After a lot of hot air about free speech, Salman Rushdie finally made it to India, and nobody was offended. All he had to do was wait for the state elections to be over, and for the Congress Party's (failed) policy of Muslim appeasement to fall by the wayside. And then he could feel free to entertain everyone (except Pakistan's Imran Khan, Congress scion Rahul Gandhi and Kashmir chief minister Omar Abdullah).
"Listening to his words did not cause the audience to spontaneously combust," the staff edit in the Indian Express explained. "He delivered his familiar use-it-or-lose-it speech on freedom, denounced votebank politics and religious bigotry, insulted a few politicians, estimated how many Muslims really cared about his presence. The lack of drama and special effects around his talk only showed up how empty all the fuss in Jaipur was."
So true, and yet...
There is an important argument to be made about freedom of speech in India. It's just that the English-speaking elite aren't that attuned to it. Instead of Rushdie's dogged (and, frankly, surprisingly patient) explanations of why he believes he should be allowed to offend Muslims, consider Arundhati Roy's explanation of what's really happening to free expression here in India.
It's for sale.
"Essar was the principal sponsor of the Tehelka Newsweek Think Fest that promised “high-octane debates” by the foremost thinkers from around the world, which included major writers, activists and even the architect Frank Gehry," Roy writes in this week's Outlook. (All this in Goa while activists and journalists were uncovering massive illegal mining scandals that involved Essar.)"

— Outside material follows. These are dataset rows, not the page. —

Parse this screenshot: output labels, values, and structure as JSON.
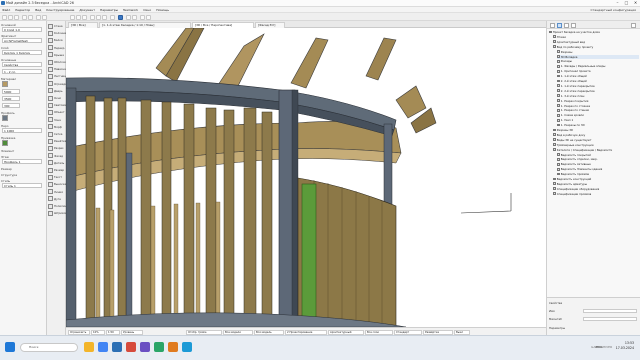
{
  "window": {
    "title": "Мой дизайн 2.3 беседка - ArchiCAD 26",
    "minimize": "–",
    "maximize": "□",
    "close": "✕"
  },
  "menu": {
    "items": [
      "Файл",
      "Редактор",
      "Вид",
      "Конструирование",
      "Документ",
      "Параметры",
      "Teamwork",
      "Окно",
      "Помощь"
    ],
    "right": "Стандартный конфигурация"
  },
  "toolbox": {
    "sections": [
      "Основной",
      "Фрагмент",
      "Слой",
      "Основные",
      "Материал",
      "Профиль",
      "Перо",
      "Привязка",
      "Элемент",
      "Этаж",
      "Размер",
      "Структура",
      "Стиль"
    ],
    "fields": [
      "0 Слой 1.0",
      "ArchiFrameMesh",
      "Кирпич 1 Кирпич",
      "Свойства",
      "1 - 2 сл.",
      "5000",
      "3500",
      "300",
      "1 1000",
      "Профиль 1",
      "Стиль 1"
    ]
  },
  "iconcol": {
    "items": [
      "Стена",
      "Колонна",
      "Балка",
      "Перекр.",
      "Крыша",
      "Оболочка",
      "Навесная",
      "Лестница",
      "Ограждение",
      "Дверь",
      "Окно",
      "Световой",
      "Объект",
      "Зона",
      "Морф",
      "Сетка",
      "Решётка",
      "Разрез",
      "Фасад",
      "Деталь",
      "Размер",
      "Текст",
      "Выноска",
      "Линия",
      "Дуга",
      "Полилиния",
      "Штриховка"
    ]
  },
  "tabs": [
    {
      "label": "[3D / Все]",
      "active": false
    },
    {
      "label": "[1. 1-й этаж беседка / 1:10 / План]",
      "active": false
    },
    {
      "label": "[3D / Все / Перспектива]",
      "active": true
    },
    {
      "label": "[Фасад Юг]",
      "active": false
    }
  ],
  "status": {
    "items": [
      "Ограничить",
      "10%",
      "1:50",
      "Уровень",
      "Отобр. трёхм.",
      "Все модели",
      "Вся модель",
      "2 Проектирование",
      "Архитектурный",
      "Все слои",
      "Стандарт",
      "Развёртка",
      "Выкл"
    ]
  },
  "navigator": {
    "tree": [
      {
        "label": "Проект беседка на участке дома",
        "indent": 0,
        "selected": false
      },
      {
        "label": "Этажи",
        "indent": 1,
        "selected": false
      },
      {
        "label": "Архитектурный вид",
        "indent": 1,
        "selected": false
      },
      {
        "label": "Вид по рабочему проекту",
        "indent": 1,
        "selected": false
      },
      {
        "label": "Разрезы",
        "indent": 2,
        "selected": false
      },
      {
        "label": "3D Вкладка",
        "indent": 2,
        "selected": true
      },
      {
        "label": "Фасады",
        "indent": 2,
        "selected": false
      },
      {
        "label": "1. Фасады / Радиальные эпюры",
        "indent": 2,
        "selected": false
      },
      {
        "label": "1. Оригинал проекта",
        "indent": 2,
        "selected": false
      },
      {
        "label": "1. 1-й этаж общий",
        "indent": 2,
        "selected": false
      },
      {
        "label": "2. 2-й этаж общий",
        "indent": 2,
        "selected": false
      },
      {
        "label": "1. 1-й этаж перекрытие",
        "indent": 2,
        "selected": false
      },
      {
        "label": "2. 2-й этаж перекрытие",
        "indent": 2,
        "selected": false
      },
      {
        "label": "1. 3-й этаж план",
        "indent": 2,
        "selected": false
      },
      {
        "label": "1. Разрез покрытия",
        "indent": 2,
        "selected": false
      },
      {
        "label": "1. Разрез по стоянке",
        "indent": 2,
        "selected": false
      },
      {
        "label": "1. Разрез по стенам",
        "indent": 2,
        "selected": false
      },
      {
        "label": "1. Схема кровли",
        "indent": 2,
        "selected": false
      },
      {
        "label": "1. Узел 1",
        "indent": 2,
        "selected": false
      },
      {
        "label": "1. Разрезы по 3D",
        "indent": 2,
        "selected": false
      },
      {
        "label": "Разрезы 3D",
        "indent": 1,
        "selected": false
      },
      {
        "label": "Вид в рабочую доку",
        "indent": 1,
        "selected": false
      },
      {
        "label": "Виды 3D не существуют",
        "indent": 1,
        "selected": false
      },
      {
        "label": "Трёхмерные конструкции",
        "indent": 1,
        "selected": false
      },
      {
        "label": "Каталоги / Спецификации / Ведомости",
        "indent": 1,
        "selected": false
      },
      {
        "label": "Ведомость покрытий",
        "indent": 2,
        "selected": false
      },
      {
        "label": "Ведомость отделки, закр.",
        "indent": 2,
        "selected": false
      },
      {
        "label": "Ведомость Активные",
        "indent": 2,
        "selected": false
      },
      {
        "label": "Ведомость Элементы здания",
        "indent": 2,
        "selected": false
      },
      {
        "label": "Ведомость проёмов",
        "indent": 2,
        "selected": false
      },
      {
        "label": "Ведомость конструкций",
        "indent": 1,
        "selected": false
      },
      {
        "label": "Ведомость арматуры",
        "indent": 1,
        "selected": false
      },
      {
        "label": "Спецификации оборудования",
        "indent": 1,
        "selected": false
      },
      {
        "label": "Спецификации проёмов",
        "indent": 1,
        "selected": false
      }
    ],
    "props": [
      {
        "label": "Свойства"
      },
      {
        "label": "Имя"
      },
      {
        "label": "Масштаб"
      },
      {
        "label": "Параметры"
      }
    ]
  },
  "taskbar": {
    "search": "Поиск",
    "lang": "ENG",
    "time": "13:53",
    "date": "17.03.2024"
  },
  "watermark": "GAMEINHIVER"
}
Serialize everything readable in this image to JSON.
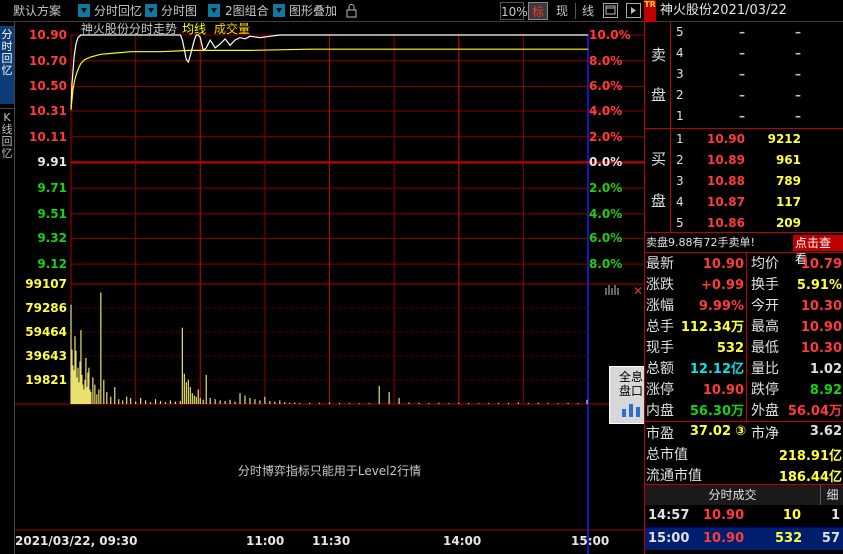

"Tata Steel and Rio Tinto (which has a sordid track record of its own) were among the chief sponsors of the Jaipur Literary Festival (Latin name: Darshan Singh Construction Jaipur Literary Festival) that is advertised by the cognoscenti as ‘The Greatest Literary Show on Earth’. Counselage, the Tatas’ “strategic brand manager”, sponsored the festival’s press tent.
While everybody declaimed about the travesty of Rushdie being prevented from speaking by a mob of (most likely paid) fundamentalists, another sort of payoff was going on, Roy points out. " In every TV frame and newspaper photograph, the logo of Tata Steel (and its tagline—Values Stronger than Steel) loomed behind them, a benign, benevolent host."
It should come as no surprise, therefore, that there were "hardly any reports about the festival sponsors’ role in the war in the forests, the bodies piling up, the prisons filling up," Roy says. "Or about the mandatory public hearing for the Tata Steel plant in Lohandiguda which local people complained actually took place hundreds of miles away in Jagdalpur, in the collector’s office compound, with a hired audience of fifty people, under armed guard. Where was Free Speech then?"
(Yeah, I know I promised you only 800 words earlier. I cheated.)